Last summer when my other half (aka my husband) and I were planning our trip to Europe we realized that our trip dates fall around the time when the mighty Oktoberfest takes place in Munich, Germany. As soon as I found out I wanted to make that a part of the trip! If you are not aware of what the Oktoberfest is, it is the world’s largest Volksfest (beer festival and travelling funfair). It’s a folk festival that is held annually for 16 – 18 days and is basically just a big ass party with lots of traditional Bavarian activities and goods.
As the other twin currently resides in Germany I told her to join us as well. This was the first time that we were going to attend the festival so we were not too sure of what to expect. The general view was that it is useless to go if you are not interested in drinking beer. So because we do not drink, it was a bit of a put off. My gut instinct however told me that we must go and so we did.
When we started looking at accommodations, we realized that all accommodations near the location were booked! You need to make your booking plans well in advance because it is crazy busy at that time. Unfortunately for us, we can’t finalize anything till we get our visas so we usually have to wait till the very end. We did eventually find a hotel that looked reasonable, was a bit off the city center but had a bus station right outside it. After a lot of contemplation we booked it and were not disappointed at all. The rooms were clean, spacious and had all amenities that we could think of and the location wasn’t half bad. (You can have a look at it here)

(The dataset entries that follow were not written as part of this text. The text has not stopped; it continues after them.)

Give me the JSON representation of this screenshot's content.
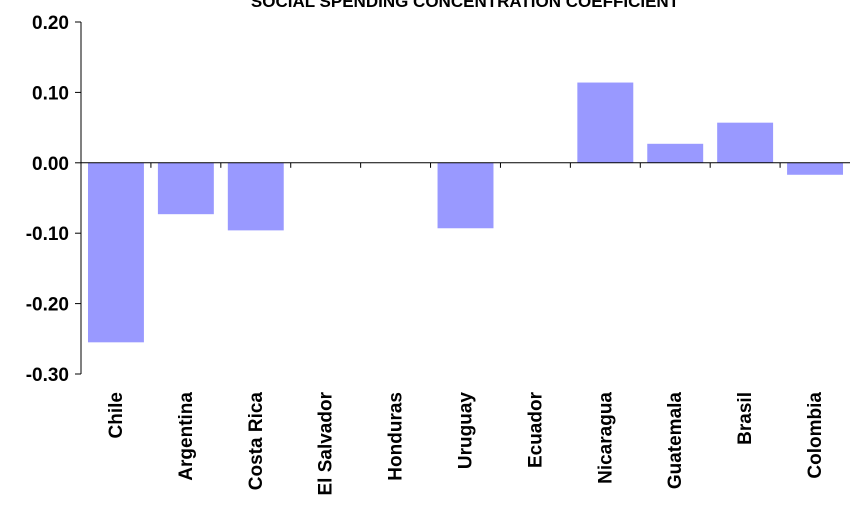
{
  "chart_data": {
    "type": "bar",
    "title": "SOCIAL SPENDING CONCENTRATION COEFFICIENT",
    "xlabel": "",
    "ylabel": "",
    "categories": [
      "Chile",
      "Argentina",
      "Costa Rica",
      "El Salvador",
      "Honduras",
      "Uruguay",
      "Ecuador",
      "Nicaragua",
      "Guatemala",
      "Brasil",
      "Colombia"
    ],
    "values": [
      -0.255,
      -0.073,
      -0.096,
      0.0,
      0.0,
      -0.093,
      0.0,
      0.114,
      0.027,
      0.057,
      -0.017
    ],
    "ylim": [
      -0.3,
      0.2
    ],
    "yticks": [
      0.2,
      0.1,
      0.0,
      -0.1,
      -0.2,
      -0.3
    ],
    "ytick_labels": [
      "0.20",
      "0.10",
      "0.00",
      "-0.10",
      "-0.20",
      "-0.30"
    ],
    "grid": false,
    "legend": "none",
    "bar_color": "#9999ff"
  }
}
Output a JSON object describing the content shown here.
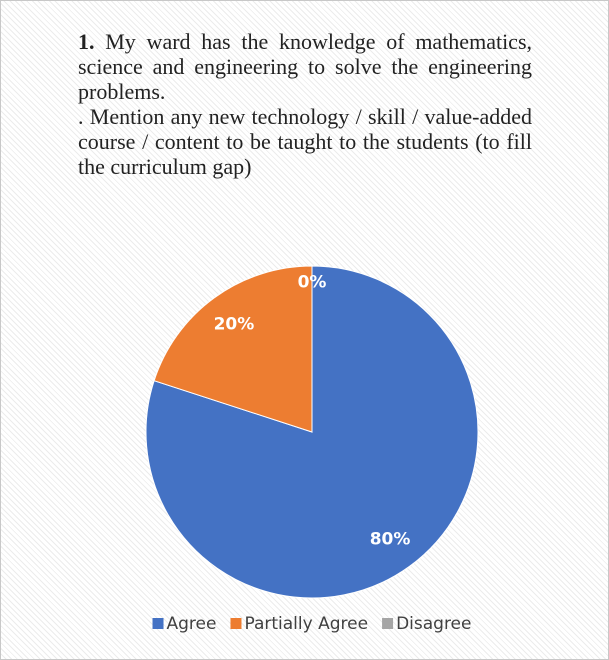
{
  "chart_data": {
    "type": "pie",
    "title_number": "1.",
    "title": "My ward has the knowledge of mathematics, science and engineering to solve the engineering problems.",
    "subtitle": ". Mention any new technology / skill / value-added course / content to be taught to the students (to fill the curriculum gap)",
    "categories": [
      "Agree",
      "Partially Agree",
      "Disagree"
    ],
    "values": [
      80,
      20,
      0
    ],
    "value_labels": [
      "80%",
      "20%",
      "0%"
    ],
    "colors": [
      "#4472c4",
      "#ed7d31",
      "#a5a5a5"
    ],
    "legend": "bottom"
  }
}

We reached Munich from Berlin at 10 in the night, took a train from the airport then changed two buses and got to the hotel. We came across a couple of people returning from the Oktoberfest which left us very excited for the next day! The next day was a week day but all the online research led me to believe that it was best to get there early and that’s what we did. We got up early, got dressed and went to the train station. The city smelled of festivity and it looked like everyone was going to the Oktoberfest. There were shops and stands at train stations selling the traditional Oktoberfest attire (which we did not buy because it was too chilly for us).
The weather took a turn for the worst and it began to rain as soon as we entered the Oktoberfest grounds. Rain is bad news because apart from the beer tents everything else is in the open. While the sheer size of the festivity got me very excited and happy, the rain was a bit demotivating. However, I guess even God knew how excited we were and within a few minutes dark clouds gave way to the sun and the day had turned into a bright sunny one!
There was no stopping us then- we went and tried rides that looked insane, from the huge ferris wheel to the cars that spun like crazy and the roller coaster that went into water, to the more subtle ones like the one that gave me ‘wipe out’ challenge feels. During this time, we did not forget about our beloved stomachs and constantly filled them with pommes (aka fries) and ice creams. We were basically living our childhood dream.
Going to the Oktoberfest and not going inside one of the beer tents to get a feel of the Bavarian culture is an insult. Thus of course that was our next spot. We went into a few to see which went more with our spirit and chose the Schottenhamel which apparently is one of the most important tents as everything starts here first and is followed by the other tents ( We didn’t know this when we went there, just loved the energy so chose it). The ambience was amazing, the music, the periodic dancing, the infamous roasted chicken is a cherry on the cake. We spent a lot of time inside the tent and it was a super fun and happy time. (Just writing about it is making me excited)
The Oktoberfest is basically a one big happy place, where everybody is just celebrating. I would recommend everyone to visit at least once in their life time, irrespective of whether they drink or not. I’d say take your children and your families, it’s not scandalous at all. I actually did see teachers with students, and really young ones at that. So if it’s fine for them, it’s fine for you as well. This advice is obviously for desis like us or anyone else who has these apprehensions.
If you’re planning to visit this year keep in mind the following:
- Book your accommodation as early as you can.
- The dates for Oktoberfest 2018 are September 22nd to October 7th
- Although we only attended it one day, I would recommend you keep two days for it.
- Also there are other activities on different days, check them out here .
- There are family days on 25.09.2018 and 02.10.2018 where all rides cost less.
- Weekdays and mornings are relatively less crowded, it starts getting crowded around 15:00. So if you are planning to take your kids for the rides go early.
- If you want to experience it fully, invest in their traditional dresses. Also get those lovely and inexpensive flower headbands. (which we bought and the younger twin has been wearing to every carnival she has attended since)
- Lastly, let go of all your inhibitions and have a good time. You would see mostly Germans but it’s a nice conducive place, so no need to worry!